While riding the waves during a recent screening of Bill Pohlad’s Love & Mercy — the new biopic exploring two significant periods in the life of Brian Wilson, the studio wizard behind the Psychedelic Pop symphonic sound of The Beach Boys — I experienced a subtle yet momentarily surprising disconnect. The film tinkers with the boilerplate framing of most traditional biopics, creating two parallel threads in Wilson’s life for audiences to follow and casting two very different actors to inhabit those points.
Paul Dano embodies the younger Wilson, the Pop maestro, as he steps away from his bandmates and the rigors of constantly touring to wrestle with the musical cacophony in his head that leads to Pet Sounds. During this phase, Wilson first starts to become aware of how unsettling the sounds and voices in his head can be. But then, when we encounter Wilson 20 years later in the 1980s, John Cusack has taken over. He wanders through life under the near-complete control of Dr. Eugene Landy (Paul Giamatti), who has sapped much of the great man’s passion in an effort to make him a more stable and productive regular person. The performances, as astonishing and unique as they are, especially in capturing the sad state of this musical genius, tend to fade ever so slightly into the background as the music swells.

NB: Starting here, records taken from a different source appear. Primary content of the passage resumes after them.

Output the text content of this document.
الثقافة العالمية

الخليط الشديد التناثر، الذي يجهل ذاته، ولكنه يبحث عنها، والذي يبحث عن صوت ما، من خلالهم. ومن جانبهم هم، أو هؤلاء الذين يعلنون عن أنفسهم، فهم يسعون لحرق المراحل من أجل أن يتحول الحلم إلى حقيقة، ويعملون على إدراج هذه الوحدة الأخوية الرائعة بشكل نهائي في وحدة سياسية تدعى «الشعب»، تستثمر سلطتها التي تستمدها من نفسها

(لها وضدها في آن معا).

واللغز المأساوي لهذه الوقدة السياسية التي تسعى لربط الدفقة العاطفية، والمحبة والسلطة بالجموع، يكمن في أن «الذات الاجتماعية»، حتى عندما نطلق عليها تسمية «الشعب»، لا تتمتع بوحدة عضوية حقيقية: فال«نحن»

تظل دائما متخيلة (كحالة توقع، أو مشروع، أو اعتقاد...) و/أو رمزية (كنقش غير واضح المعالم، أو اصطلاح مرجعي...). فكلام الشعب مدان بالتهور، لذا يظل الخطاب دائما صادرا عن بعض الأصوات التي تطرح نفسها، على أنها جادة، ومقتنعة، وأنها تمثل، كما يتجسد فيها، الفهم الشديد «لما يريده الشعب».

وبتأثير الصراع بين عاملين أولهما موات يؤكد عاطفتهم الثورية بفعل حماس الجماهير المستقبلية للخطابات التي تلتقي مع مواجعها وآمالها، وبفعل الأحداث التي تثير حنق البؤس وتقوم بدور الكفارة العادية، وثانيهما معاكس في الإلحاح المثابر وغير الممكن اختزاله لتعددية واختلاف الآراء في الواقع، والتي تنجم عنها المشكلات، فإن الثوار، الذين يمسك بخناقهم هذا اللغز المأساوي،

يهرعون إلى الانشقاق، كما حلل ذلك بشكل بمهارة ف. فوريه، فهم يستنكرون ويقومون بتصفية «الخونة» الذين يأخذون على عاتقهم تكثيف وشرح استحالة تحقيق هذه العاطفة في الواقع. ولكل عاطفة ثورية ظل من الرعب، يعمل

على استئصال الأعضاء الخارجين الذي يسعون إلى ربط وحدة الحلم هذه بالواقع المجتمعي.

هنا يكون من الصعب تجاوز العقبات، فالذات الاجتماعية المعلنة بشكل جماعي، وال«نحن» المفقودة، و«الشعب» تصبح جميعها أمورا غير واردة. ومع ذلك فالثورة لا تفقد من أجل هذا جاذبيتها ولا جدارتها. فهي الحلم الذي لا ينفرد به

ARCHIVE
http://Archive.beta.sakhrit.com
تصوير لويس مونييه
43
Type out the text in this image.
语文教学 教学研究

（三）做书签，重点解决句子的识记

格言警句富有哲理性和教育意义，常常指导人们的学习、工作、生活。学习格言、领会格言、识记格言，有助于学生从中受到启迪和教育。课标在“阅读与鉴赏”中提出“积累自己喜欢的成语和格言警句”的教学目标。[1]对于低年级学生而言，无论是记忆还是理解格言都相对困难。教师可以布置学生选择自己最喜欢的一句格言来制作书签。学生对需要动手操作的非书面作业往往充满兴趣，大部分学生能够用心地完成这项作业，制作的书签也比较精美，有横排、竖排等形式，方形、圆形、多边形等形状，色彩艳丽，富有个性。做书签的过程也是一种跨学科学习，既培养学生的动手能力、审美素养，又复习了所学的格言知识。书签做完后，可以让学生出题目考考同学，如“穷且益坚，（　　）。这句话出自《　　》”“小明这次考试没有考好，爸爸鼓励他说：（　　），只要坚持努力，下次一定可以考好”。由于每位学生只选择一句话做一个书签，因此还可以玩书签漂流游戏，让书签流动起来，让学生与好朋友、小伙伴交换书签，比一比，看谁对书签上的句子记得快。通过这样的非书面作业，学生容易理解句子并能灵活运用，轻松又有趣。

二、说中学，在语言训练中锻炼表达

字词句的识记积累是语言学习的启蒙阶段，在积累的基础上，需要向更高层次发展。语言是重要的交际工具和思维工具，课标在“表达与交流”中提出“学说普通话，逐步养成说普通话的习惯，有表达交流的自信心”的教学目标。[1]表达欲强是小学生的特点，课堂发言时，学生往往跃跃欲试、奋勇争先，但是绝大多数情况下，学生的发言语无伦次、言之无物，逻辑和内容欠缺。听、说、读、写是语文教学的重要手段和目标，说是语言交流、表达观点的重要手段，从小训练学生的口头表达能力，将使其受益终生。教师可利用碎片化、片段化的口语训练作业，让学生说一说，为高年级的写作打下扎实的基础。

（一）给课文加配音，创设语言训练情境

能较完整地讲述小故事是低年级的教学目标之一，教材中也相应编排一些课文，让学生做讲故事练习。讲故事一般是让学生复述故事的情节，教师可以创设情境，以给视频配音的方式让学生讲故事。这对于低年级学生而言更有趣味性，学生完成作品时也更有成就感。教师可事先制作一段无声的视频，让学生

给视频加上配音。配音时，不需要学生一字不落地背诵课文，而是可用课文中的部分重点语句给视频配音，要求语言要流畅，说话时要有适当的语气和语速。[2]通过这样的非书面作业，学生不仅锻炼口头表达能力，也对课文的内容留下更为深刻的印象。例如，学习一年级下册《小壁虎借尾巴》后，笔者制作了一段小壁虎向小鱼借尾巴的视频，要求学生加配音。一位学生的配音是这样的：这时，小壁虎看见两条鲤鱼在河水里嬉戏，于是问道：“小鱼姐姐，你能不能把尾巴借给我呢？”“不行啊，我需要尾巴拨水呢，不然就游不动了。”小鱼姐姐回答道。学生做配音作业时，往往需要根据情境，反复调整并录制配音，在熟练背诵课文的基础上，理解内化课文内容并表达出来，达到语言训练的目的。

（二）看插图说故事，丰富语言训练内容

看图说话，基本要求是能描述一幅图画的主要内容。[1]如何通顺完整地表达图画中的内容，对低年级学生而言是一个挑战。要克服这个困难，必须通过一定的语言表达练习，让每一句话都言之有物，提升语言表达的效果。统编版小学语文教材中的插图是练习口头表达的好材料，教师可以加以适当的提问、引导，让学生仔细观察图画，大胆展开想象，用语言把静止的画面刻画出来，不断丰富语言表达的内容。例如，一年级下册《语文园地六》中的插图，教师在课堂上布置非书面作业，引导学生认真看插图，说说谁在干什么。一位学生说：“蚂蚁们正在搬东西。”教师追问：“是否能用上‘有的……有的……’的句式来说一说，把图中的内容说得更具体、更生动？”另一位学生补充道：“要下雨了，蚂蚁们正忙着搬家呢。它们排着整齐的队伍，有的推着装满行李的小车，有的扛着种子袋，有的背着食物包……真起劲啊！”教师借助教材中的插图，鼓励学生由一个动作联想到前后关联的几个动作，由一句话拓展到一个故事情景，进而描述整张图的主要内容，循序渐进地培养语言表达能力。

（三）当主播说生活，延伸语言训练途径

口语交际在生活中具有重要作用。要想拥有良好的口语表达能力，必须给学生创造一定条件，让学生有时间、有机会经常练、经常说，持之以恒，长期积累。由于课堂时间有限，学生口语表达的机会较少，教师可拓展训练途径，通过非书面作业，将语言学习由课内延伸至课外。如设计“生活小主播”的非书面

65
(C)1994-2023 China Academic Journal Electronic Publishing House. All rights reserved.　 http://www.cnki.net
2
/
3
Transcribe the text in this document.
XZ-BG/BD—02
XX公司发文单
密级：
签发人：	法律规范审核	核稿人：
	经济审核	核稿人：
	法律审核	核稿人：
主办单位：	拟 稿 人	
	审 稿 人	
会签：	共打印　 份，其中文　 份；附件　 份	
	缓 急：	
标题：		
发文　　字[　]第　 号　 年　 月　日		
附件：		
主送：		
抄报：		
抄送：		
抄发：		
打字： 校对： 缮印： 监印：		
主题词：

It was when I began to listen carefully to the music and pay attention to the creative process on display that I found myself in a bit of a loop. Pet Sounds, released in 1966, begat two singles — “Sloop John B” and “Wouldn’t It Be Nice”/“God Only Knows” — that are instantly familiar and likely, for Boomers, have hazy summertime memories attached to them. Although these songs pre-date me (and I am admittedly far from being a Beach Boys fan), I recognize “God Only Knows” as quite possibly one of the greatest Pop tunes ever written.
Pohlad’s film grants us access to the step-by-step development of the song, starting with Dano’s Wilson at the piano playing it for his father. It would be easy to call what we hear at this point haunting, but this is like watching an architect laying the foundation for a skyscraper that will one day point a single finger to the heavens. Wilson begins to fill in the details, telling his father what will come. And then Pohlad brings us into the studio to watch as the song rises up, piece by piece.
The real marvel at work during this construction phase is Atticus Ross, the film’s composer, who assumed a challenge that was in some ways more complex than the parallel storylines. How do you write music for a film about Brian Wilson? Do you dare to create original works that will inevitably be compared to his? Or do you use his sounds, reconfiguring them into something that feels fresh and new, even though it is decades old?
Ross, like me, wasn’t alive when the singles from Pet Sounds hit the airwaves, but during a recent phone interview he spoke of how The Beach Boys and their music are “ingrained in one’s consciousness. You know, the universal consciousness.” Plus his father started a pirate radio station in England and later a record label, so Ross grew up in and around 1960s music. “So whether I consciously knew it or not, I knew The Beach Boys,” Ross says. “And growing up, Pet Sounds was music that you couldn’t ignore. It was a certified masterpiece.”
So, again, the challenge stands monumentally before Ross. Once he overcame his initial hesitancy to take on the project, Ross discussed the idea of seeing Wilson as an ever-present musical figure who, if he was willing, could turn over his masters, allowing Ross “to sample or re-tune portions” for the score “or whatever kind of adventure” this process would become. In other words, this was not going to be a traditional approach of song snippets appended to scenes.
And as Ross and Pohlad flesh out the creation of “God Only Knows,” it clearly achieves a degree of wondrous grace, perfectly marrying sound and vision inspired by Wilson’s genius. A documentary could have given us the facts and the details, but this creative team gave life to the spirit and a higher truth that would have been otherwise unheard.